• [^] # Re: Inédit pour les métiers qualifiés

    Posté par . En réponse au journal Coder avec l'IA : le déclin du plaisir. Évalué à 5.

    Or, c'est faux. L'IA ne fait que régurgiter ce qu'on lui a donné à manger, en version étiolée/modifiée. Mais en raisonnement créatif pur, c'est le néant.

    Ça n'est pas évident à suivre parce que ça évolue à une vitesse vertigineuse, mais le fonctionnement d'une IA récente n'a plus grand chose à voir avec les chatbots d'il y a 3 ans. C'est toujours un peu basé sur le même principe, mais il y a des surcouches très complexes qui font que non, les IA ne sont pas du tout des machines à recracher. Il y a eu ces derniers mois des progrès qualitatifs sur les benchmarks sophistiqués (construits sur des problèmes originaux qui ne sont pas dans les données d'entrainement), et il semble que les experts trouvent de plus en plus dur de trouver des tâches où l'humain est supérieur. Donc oui, la recherche en IA progresse, non, les IA ne sont plus des machines à régurgiter.
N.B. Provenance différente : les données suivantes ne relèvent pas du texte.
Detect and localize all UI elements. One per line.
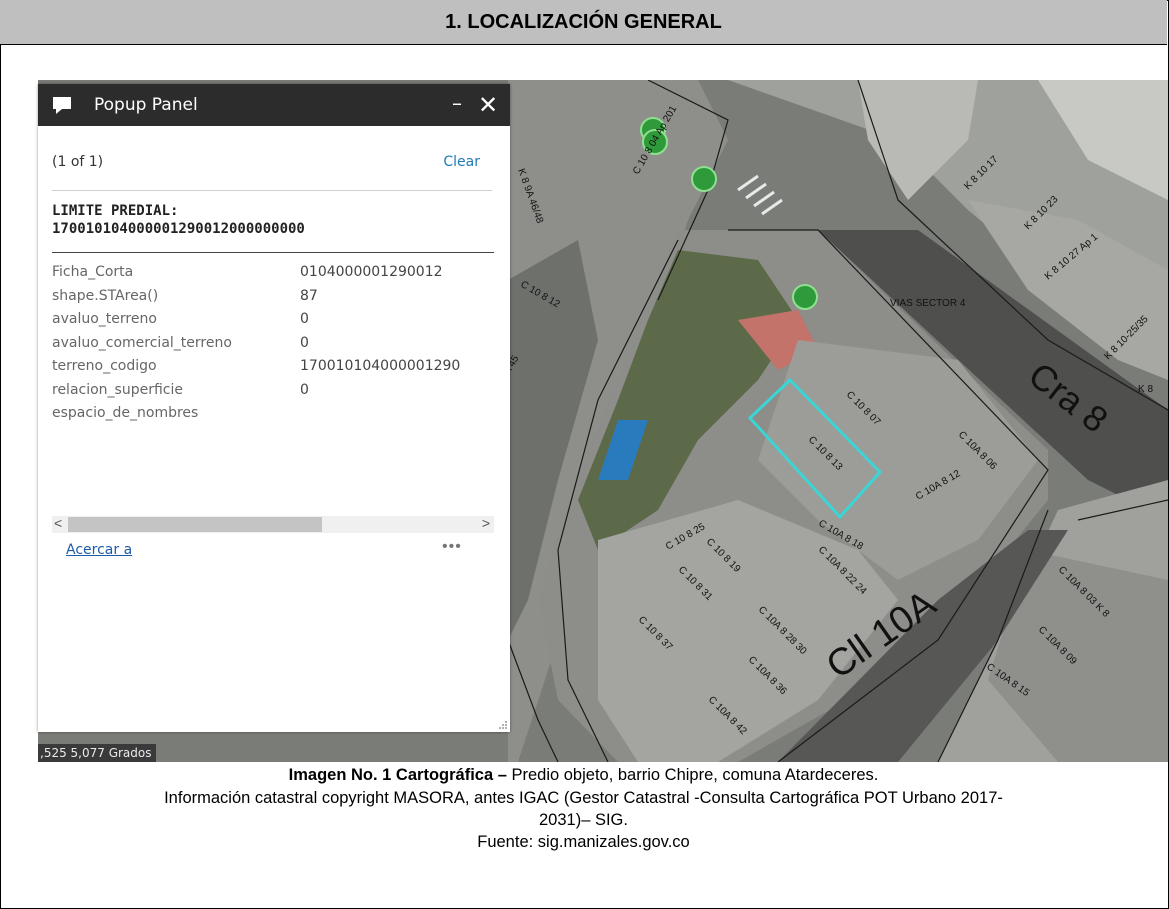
record-title: LIMITE PREDIAL: 170010104000001290012000… bbox=[52, 202, 305, 238]
attribute-key: terreno_codigo bbox=[52, 358, 157, 374]
attribute-key: avaluo_comercial_terreno bbox=[52, 334, 232, 351]
attribute-key: shape.STArea() bbox=[52, 287, 159, 304]
attribute-value: 0 bbox=[300, 334, 309, 351]
divider bbox=[52, 190, 492, 191]
attribute-value: 87 bbox=[300, 287, 318, 304]
popup-title-bar[interactable]: Popup Panel – ✕ bbox=[38, 84, 510, 126]
attribute-value: 170010104000001290 bbox=[300, 358, 461, 374]
record-title-label: LIMITE PREDIAL: bbox=[52, 203, 179, 219]
attribute-value: 0 bbox=[300, 381, 309, 398]
popup-title: Popup Panel bbox=[94, 95, 198, 115]
horizontal-scrollbar[interactable]: < > bbox=[52, 515, 494, 533]
zoom-to-link[interactable]: Acercar a bbox=[66, 542, 132, 558]
caption-line-4: Fuente: sig.manizales.gov.co bbox=[477, 833, 690, 851]
clear-button[interactable]: Clear bbox=[443, 154, 480, 170]
attribute-key: Ficha_Corta bbox=[52, 264, 134, 280]
caption-title: Imagen No. 1 Cartográfica – bbox=[288, 766, 507, 784]
close-button[interactable]: ✕ bbox=[478, 84, 498, 126]
attribute-key: espacio_de_nombres bbox=[52, 405, 199, 421]
lot-label: K 8 bbox=[1138, 384, 1153, 395]
caption-line-3: 2031)– SIG. bbox=[539, 811, 628, 829]
minimize-button[interactable]: – bbox=[452, 82, 462, 124]
more-options-icon[interactable]: ••• bbox=[442, 538, 462, 556]
record-rule bbox=[52, 252, 494, 253]
attribute-value: 0104000001290012 bbox=[300, 264, 443, 280]
map-label-vias: VIAS SECTOR 4 bbox=[890, 298, 966, 309]
caption-description: Predio objeto, barrio Chipre, comuna Ata… bbox=[506, 766, 879, 784]
section-header: 1. LOCALIZACIÓN GENERAL bbox=[0, 0, 1167, 45]
map-marker bbox=[792, 284, 818, 310]
popup-panel[interactable]: Popup Panel – ✕ (1 of 1) Clear LIMITE PR… bbox=[38, 84, 510, 732]
caption-line-1: Imagen No. 1 Cartográfica – Predio objet… bbox=[0, 766, 1167, 785]
scroll-left-icon[interactable]: < bbox=[54, 515, 62, 531]
coordinate-readout: ,525 5,077 Grados bbox=[38, 744, 156, 762]
chat-bubble-icon bbox=[53, 97, 71, 114]
scroll-right-icon[interactable]: > bbox=[482, 515, 490, 531]
attribute-key: avaluo_terreno bbox=[52, 311, 157, 327]
caption-line-2: Información catastral copyright MASORA, … bbox=[164, 789, 1003, 807]
scrollbar-thumb[interactable] bbox=[68, 517, 322, 532]
map-marker bbox=[691, 166, 717, 192]
attribute-value: 0 bbox=[300, 311, 309, 327]
resize-handle-icon[interactable] bbox=[498, 720, 508, 730]
record-title-id: 17001010400000129001200000000​0 bbox=[52, 221, 305, 237]
result-count: (1 of 1) bbox=[52, 154, 104, 170]
attribute-key: relacion_superficie bbox=[52, 381, 183, 398]
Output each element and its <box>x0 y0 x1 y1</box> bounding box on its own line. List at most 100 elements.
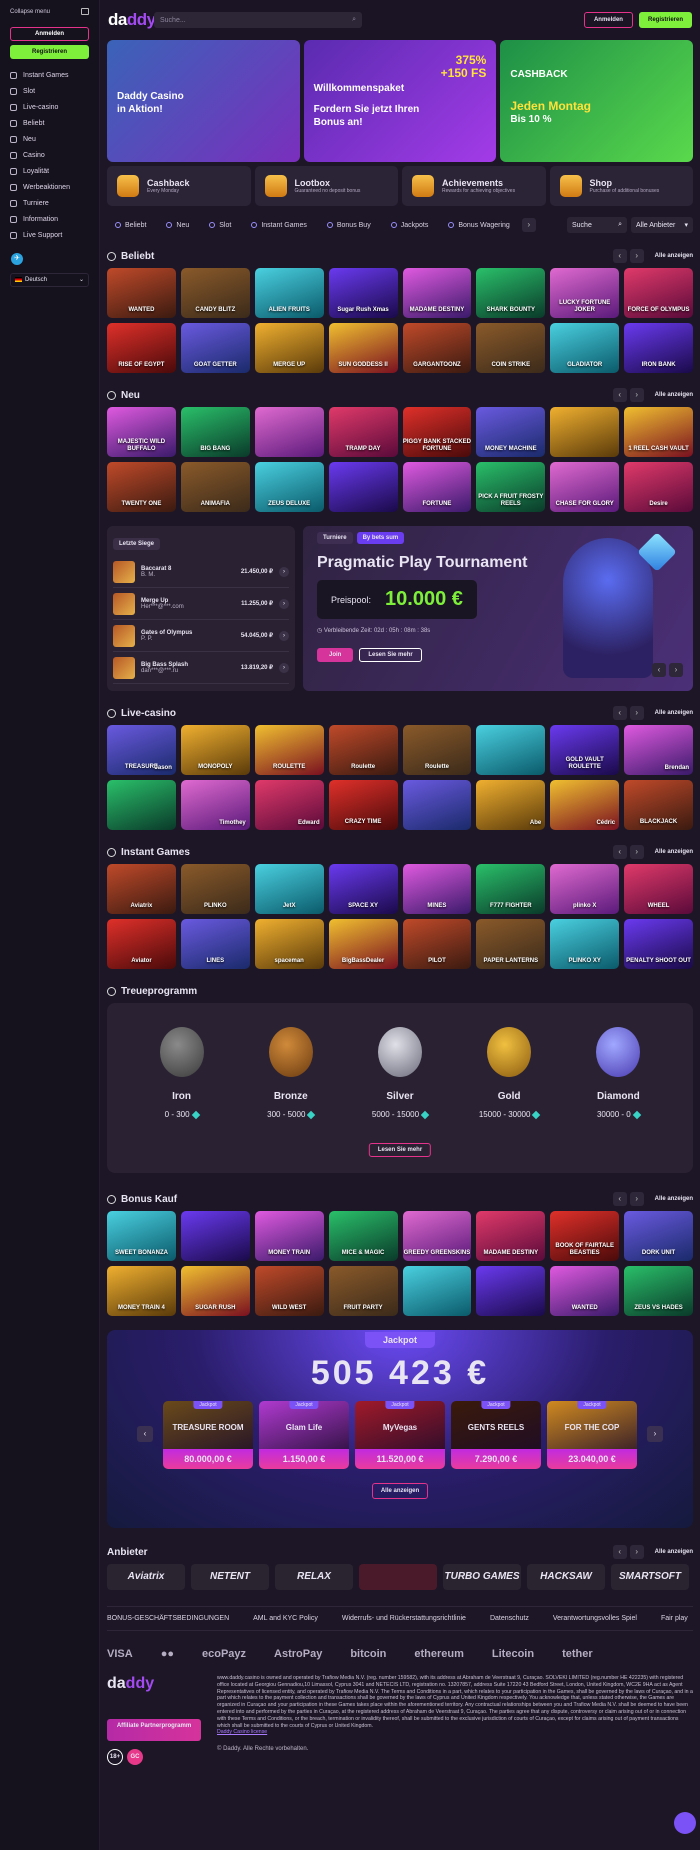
game-tile[interactable]: WILD WEST <box>254 1266 324 1316</box>
game-tile[interactable]: RISE OF EGYPT <box>107 323 176 373</box>
telegram-icon[interactable]: ✈ <box>11 253 23 265</box>
game-tile[interactable]: Roulette <box>402 725 472 775</box>
game-tile[interactable] <box>550 407 620 457</box>
game-tile[interactable] <box>402 780 472 830</box>
tab-beliebt[interactable]: Beliebt <box>107 216 154 234</box>
next-arrow-icon[interactable]: › <box>629 1545 644 1559</box>
next-arrow-icon[interactable]: › <box>629 1192 644 1206</box>
game-tile[interactable]: 1 REEL CASH VAULT <box>624 407 693 457</box>
show-all-link[interactable]: Alle anzeigen <box>655 1196 693 1202</box>
show-all-link[interactable]: Alle anzeigen <box>655 849 693 855</box>
tab-slot[interactable]: Slot <box>201 216 239 234</box>
game-tile[interactable]: BigBassDealer <box>328 919 398 969</box>
game-tile[interactable]: ALIEN FRUITS <box>254 268 324 318</box>
game-tile[interactable]: PENALTY SHOOT OUT <box>624 919 693 969</box>
game-tile[interactable]: Cédric <box>550 780 620 830</box>
prev-arrow-icon[interactable]: ‹ <box>612 845 627 859</box>
next-arrow-icon[interactable]: › <box>629 388 644 402</box>
footer-link[interactable]: BONUS-GESCHÄFTSBEDINGUNGEN <box>107 1615 229 1622</box>
recent-wins-tab[interactable]: Letzte Siege <box>113 538 161 550</box>
show-all-link[interactable]: Alle anzeigen <box>655 1549 693 1555</box>
game-tile[interactable]: Brendan <box>624 725 693 775</box>
game-tile[interactable]: CANDY BLITZ <box>180 268 250 318</box>
game-tile[interactable]: COIN STRIKE <box>476 323 546 373</box>
sidebar-item-neu[interactable]: Neu <box>0 131 99 147</box>
language-select[interactable]: Deutsch ⌄ <box>10 273 89 287</box>
game-tile[interactable] <box>328 462 398 512</box>
jackpot-card[interactable]: Jackpot FOR THE COP 23.040,00 € <box>547 1401 637 1469</box>
sidebar-item-slot[interactable]: Slot <box>0 83 99 99</box>
loyalty-read-more-button[interactable]: Lesen Sie mehr <box>368 1143 432 1157</box>
sidebar-register-button[interactable]: Registrieren <box>10 45 89 59</box>
winner-row[interactable]: Big Bass Splash dan***@***.ru 13.819,20 ₽ › <box>113 652 289 684</box>
game-tile[interactable]: ROULETTE <box>254 725 324 775</box>
tab-neu[interactable]: Neu <box>158 216 197 234</box>
game-tile[interactable]: FRUIT PARTY <box>328 1266 398 1316</box>
prev-arrow-icon[interactable]: ‹ <box>612 249 627 263</box>
footer-link[interactable]: Verantwortungsvolles Spiel <box>553 1615 637 1622</box>
join-button[interactable]: Join <box>317 648 354 662</box>
game-tile[interactable]: FORCE OF OLYMPUS <box>624 268 693 318</box>
sidebar-item-live-support[interactable]: Live Support <box>0 227 99 243</box>
game-tile[interactable]: IRON BANK <box>624 323 693 373</box>
show-all-link[interactable]: Alle anzeigen <box>655 392 693 398</box>
tab-by-bets[interactable]: By bets sum <box>356 532 405 544</box>
game-tile[interactable]: MADAME DESTINY <box>476 1211 546 1261</box>
prev-arrow-icon[interactable]: ‹ <box>612 388 627 402</box>
prev-arrow-icon[interactable]: ‹ <box>612 706 627 720</box>
game-tile[interactable]: plinko X <box>550 864 620 914</box>
game-tile[interactable]: GOAT GETTER <box>180 323 250 373</box>
read-more-button[interactable]: Lesen Sie mehr <box>359 648 422 662</box>
game-tile[interactable]: BOOK OF FAIRTALE BEASTIES <box>550 1211 620 1261</box>
game-tile[interactable]: WHEEL <box>624 864 693 914</box>
game-tile[interactable]: PIGGY BANK STACKED FORTUNE <box>402 407 472 457</box>
sidebar-item-live-casino[interactable]: Live-casino <box>0 99 99 115</box>
winner-row[interactable]: Baccarat 8 B. M. 21.450,00 ₽ › <box>113 556 289 588</box>
game-tile[interactable]: GREEDY GREENSKINS <box>402 1211 472 1261</box>
game-tile[interactable]: Sugar Rush Xmas <box>328 268 398 318</box>
game-tile[interactable]: MADAME DESTINY <box>402 268 472 318</box>
jackpot-card[interactable]: Jackpot MyVegas 11.520,00 € <box>355 1401 445 1469</box>
chat-icon[interactable] <box>674 1812 696 1834</box>
next-arrow-icon[interactable]: › <box>647 1426 663 1442</box>
game-tile[interactable] <box>402 1266 472 1316</box>
game-tile[interactable]: WANTED <box>107 268 176 318</box>
game-tile[interactable]: MAJESTIC WILD BUFFALO <box>107 407 176 457</box>
game-tile[interactable]: Aviatrix <box>107 864 176 914</box>
tab-jackpots[interactable]: Jackpots <box>383 216 437 234</box>
provider-logo[interactable]: RELAX <box>275 1564 353 1590</box>
chevron-right-icon[interactable]: › <box>279 566 289 577</box>
sidebar-item-casino[interactable]: Casino <box>0 147 99 163</box>
game-tile[interactable]: Aviator <box>107 919 176 969</box>
game-tile[interactable]: WANTED <box>550 1266 620 1316</box>
feature-lootbox[interactable]: Lootbox Guaranteed no deposit bonus <box>254 166 398 206</box>
gc-badge-icon[interactable]: GC <box>127 1749 143 1765</box>
game-tile[interactable]: MONEY TRAIN <box>254 1211 324 1261</box>
provider-logo[interactable]: NETENT <box>191 1564 269 1590</box>
license-link[interactable]: Daddy Casino license <box>217 1729 693 1736</box>
game-tile[interactable]: BLACKJACK <box>624 780 693 830</box>
game-tile[interactable]: MERGE UP <box>254 323 324 373</box>
affiliate-button[interactable]: Affiliate Partnerprogramm <box>107 1719 201 1741</box>
sidebar-item-instant-games[interactable]: Instant Games <box>0 67 99 83</box>
jackpot-card[interactable]: Jackpot Glam Life 1.150,00 € <box>259 1401 349 1469</box>
game-tile[interactable] <box>476 1266 546 1316</box>
provider-logo[interactable]: Aviatrix <box>107 1564 185 1590</box>
collapse-menu[interactable]: Collapse menu <box>0 0 99 23</box>
chevron-right-icon[interactable]: › <box>279 630 289 641</box>
game-tile[interactable] <box>476 725 546 775</box>
game-tile[interactable]: TRAMP DAY <box>328 407 398 457</box>
game-tile[interactable]: MICE & MAGIC <box>328 1211 398 1261</box>
game-tile[interactable]: GOLD VAULT ROULETTE <box>550 725 620 775</box>
game-tile[interactable]: F777 FIGHTER <box>476 864 546 914</box>
prev-arrow-icon[interactable]: ‹ <box>612 1545 627 1559</box>
sidebar-item-beliebt[interactable]: Beliebt <box>0 115 99 131</box>
game-tile[interactable]: PILOT <box>402 919 472 969</box>
next-arrow-icon[interactable]: › <box>669 663 683 677</box>
game-tile[interactable]: PLINKO <box>180 864 250 914</box>
provider-logo[interactable]: SMARTSOFT <box>611 1564 689 1590</box>
game-tile[interactable]: MONEY MACHINE <box>476 407 546 457</box>
game-tile[interactable]: GARGANTOONZ <box>402 323 472 373</box>
banner-welcome[interactable]: 375% +150 FS Willkommenspaket Fordern Si… <box>303 40 497 162</box>
game-tile[interactable]: MINES <box>402 864 472 914</box>
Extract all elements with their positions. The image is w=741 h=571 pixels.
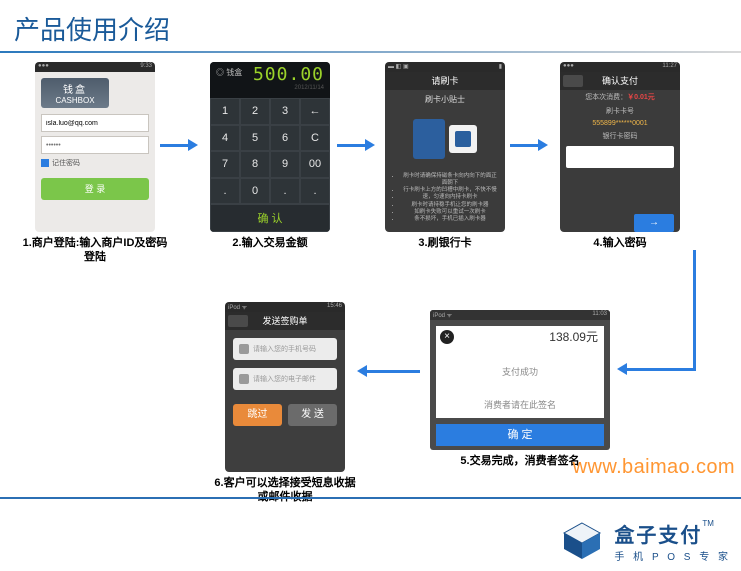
step-6: iPod ᯤ15:46 发送签购单 请输入您的手机号码 请输入您的电子邮件 跳过…: [210, 302, 360, 505]
login-button[interactable]: 登 录: [41, 178, 149, 200]
title-divider: [0, 51, 741, 53]
brand-tagline: 手 机 P O S 专 家: [614, 548, 731, 563]
card-number: 555899******0001: [560, 118, 680, 129]
submit-button[interactable]: →: [634, 214, 674, 232]
note-item: 如刷卡失败可以重试一次刷卡: [401, 209, 499, 216]
card-label: 刷卡卡号: [560, 104, 680, 118]
password-input[interactable]: [41, 136, 149, 154]
swipe-illustration: [385, 109, 505, 169]
caption-1: 1.商户登陆:输入商户ID及密码登陆: [20, 236, 170, 265]
merchant-id-input[interactable]: [41, 114, 149, 132]
signature-prompt: 消费者请在此签名: [436, 398, 604, 411]
remember-checkbox[interactable]: 记住密码: [41, 158, 149, 168]
confirm-title: 确认支付: [560, 72, 680, 90]
email-input[interactable]: 请输入您的电子邮件: [233, 368, 337, 390]
signature-amount: 138.09元: [436, 326, 604, 345]
signature-canvas[interactable]: × 138.09元 支付成功 消费者请在此签名: [436, 326, 604, 418]
send-button[interactable]: 发 送: [288, 404, 337, 426]
caption-3: 3.刷银行卡: [370, 236, 520, 250]
app-logo: 钱盒 CASHBOX: [41, 78, 109, 108]
footer-brand: 盒子支付TM 手 机 P O S 专 家: [560, 519, 731, 563]
password-label: 银行卡密码: [560, 129, 680, 143]
confirm-screen: ●●●11:27 确认支付 您本次消费：￥0.01元 刷卡卡号 555899**…: [560, 62, 680, 232]
caption-2: 2.输入交易金额: [195, 236, 345, 250]
swipe-screen: ▬ ◧ ▣▮ 请刷卡 刷卡小贴士 刷卡时请确保持磁条卡向内向下的面正面朝下 行卡…: [385, 62, 505, 232]
success-text: 支付成功: [436, 365, 604, 378]
step-5: iPod ᯤ11:03 × 138.09元 支付成功 消费者请在此签名 确 定 …: [420, 310, 620, 468]
flow-row-1: ●●●9:33 钱盒 CASHBOX 记住密码 登 录 1.商户登陆:输入商户I…: [20, 62, 720, 282]
password-field[interactable]: [566, 146, 674, 168]
flow-row-2: iPod ᯤ11:03 × 138.09元 支付成功 消费者请在此签名 确 定 …: [0, 310, 741, 510]
note-item: 速，匀速向内持卡刷卡: [401, 194, 499, 201]
footer-divider: [0, 497, 741, 499]
status-bar: iPod ᯤ11:03: [430, 310, 610, 320]
swipe-subtitle: 刷卡小贴士: [385, 90, 505, 109]
note-item: 刷卡时请持稳手机让您的刷卡器: [401, 202, 499, 209]
brand-name: 盒子支付: [614, 525, 702, 547]
brand-logo-icon: [560, 519, 604, 563]
mail-icon: [239, 374, 249, 384]
phone-icon: [239, 344, 249, 354]
page-title: 产品使用介绍: [0, 0, 741, 51]
caption-6: 6.客户可以选择接受短息收据或邮件收据: [210, 476, 360, 505]
reader-icon: [449, 125, 477, 153]
swipe-notes: 刷卡时请确保持磁条卡向内向下的面正面朝下 行卡刷卡上方的凹槽中刷卡，不快不慢 速…: [385, 169, 505, 227]
check-icon: [41, 159, 49, 167]
watermark: www.baimao.com: [573, 456, 735, 479]
selection-outline: [210, 62, 330, 232]
amount-row: 您本次消费：￥0.01元: [560, 90, 680, 104]
phone-input[interactable]: 请输入您的手机号码: [233, 338, 337, 360]
login-screen: ●●●9:33 钱盒 CASHBOX 记住密码 登 录: [35, 62, 155, 232]
back-button[interactable]: [563, 75, 583, 87]
status-bar: ●●●11:27: [560, 62, 680, 72]
step-2: ◎ 钱盒 500.00 2012/11/14 1 2 3 ← 4 5 6 C 7…: [195, 62, 345, 250]
card-icon: [413, 119, 445, 159]
confirm-signature-button[interactable]: 确 定: [436, 424, 604, 446]
receipt-title: 发送签购单: [225, 312, 345, 330]
step-1: ●●●9:33 钱盒 CASHBOX 记住密码 登 录 1.商户登陆:输入商户I…: [20, 62, 170, 265]
status-bar: iPod ᯤ15:46: [225, 302, 345, 312]
step-3: ▬ ◧ ▣▮ 请刷卡 刷卡小贴士 刷卡时请确保持磁条卡向内向下的面正面朝下 行卡…: [370, 62, 520, 250]
back-button[interactable]: [228, 315, 248, 327]
note-item: 条不损坏，手机已插入刷卡器: [401, 216, 499, 223]
signature-screen: iPod ᯤ11:03 × 138.09元 支付成功 消费者请在此签名 确 定: [430, 310, 610, 450]
close-icon[interactable]: ×: [440, 330, 454, 344]
brand-tm: TM: [702, 519, 714, 528]
skip-button[interactable]: 跳过: [233, 404, 282, 426]
note-item: 刷卡时请确保持磁条卡向内向下的面正面朝下: [401, 173, 499, 187]
step-4: ●●●11:27 确认支付 您本次消费：￥0.01元 刷卡卡号 555899**…: [545, 62, 695, 250]
swipe-title: 请刷卡: [385, 72, 505, 90]
caption-4: 4.输入密码: [545, 236, 695, 250]
keypad-screen: ◎ 钱盒 500.00 2012/11/14 1 2 3 ← 4 5 6 C 7…: [210, 62, 330, 232]
arrow-5-6: [365, 370, 420, 373]
status-bar: ▬ ◧ ▣▮: [385, 62, 505, 72]
receipt-screen: iPod ᯤ15:46 发送签购单 请输入您的手机号码 请输入您的电子邮件 跳过…: [225, 302, 345, 472]
status-bar: ●●●9:33: [35, 62, 155, 72]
    Sur le côté créatif, même les premières versions de chatGPT ont montré leur capacité à créer : de la musique, du texte, des images, des objets 3D, etc. Je trouve que la question ne se pose même pas, ces logiciels peuvent créer des "oeuvres" de manière bien plus efficace qu'un humain moyen (bien sûr, ça n'est pas du Zola, mais encore une fois le critère d'une IA n'est pas de surpasser le meilleur humain dans tous les domaines!).

    Je suis surpris qu'une IA n'ait pas encore résolu un problème de maths

    Cette année, l'IA de Google a résolu 5 problèmes sur 6 des "International Math Olympiades", ce qui la classe dans les 30 premiers (c'est une compétition hyper-balaise). Les IA spécialisées ont le niveau des tous meilleurs mathématiciens du monde.

    perroquets stochastiques

    Le déni ne te mènera nulle part.

    Il faut juste décorréler le buzz et les annonces autour de l'économie, des $$,ドル des problèmes écologiques liés à l'IA, et les performances réelles. On peut trouver que l'IA est trop chère, qu'elle n'a pas de business model, qu'on lui confie des tâches qu'elle n'est pas capable d'assumer, que les problèmes légaux écologiques et sociétaux posés sont énormes, etc. Tout le monde est d'accord avec ça. Mais tout ça ne justifie absolument pas de dénigrer les performances de ces modèles, et la vitesse à laquelle leurs performances évoluent. On peut se plaindre de la manière dont les gens les utilisent, mais pas de leur capacité à repousser quasiment tous les jours les limites de la complexité des tâches qu'on pensait pour très longtemps hors de portée d'un ordinateur. Utiliser des sobriquets comme "perroquet stochastique", c'est juste admettre qu'en fait tu ne sais absolument pas de quoi ces logiciels sont capables, ce qui fait que le choc sera encore plus grand quand tu les verras s'immiscer dans ta vie.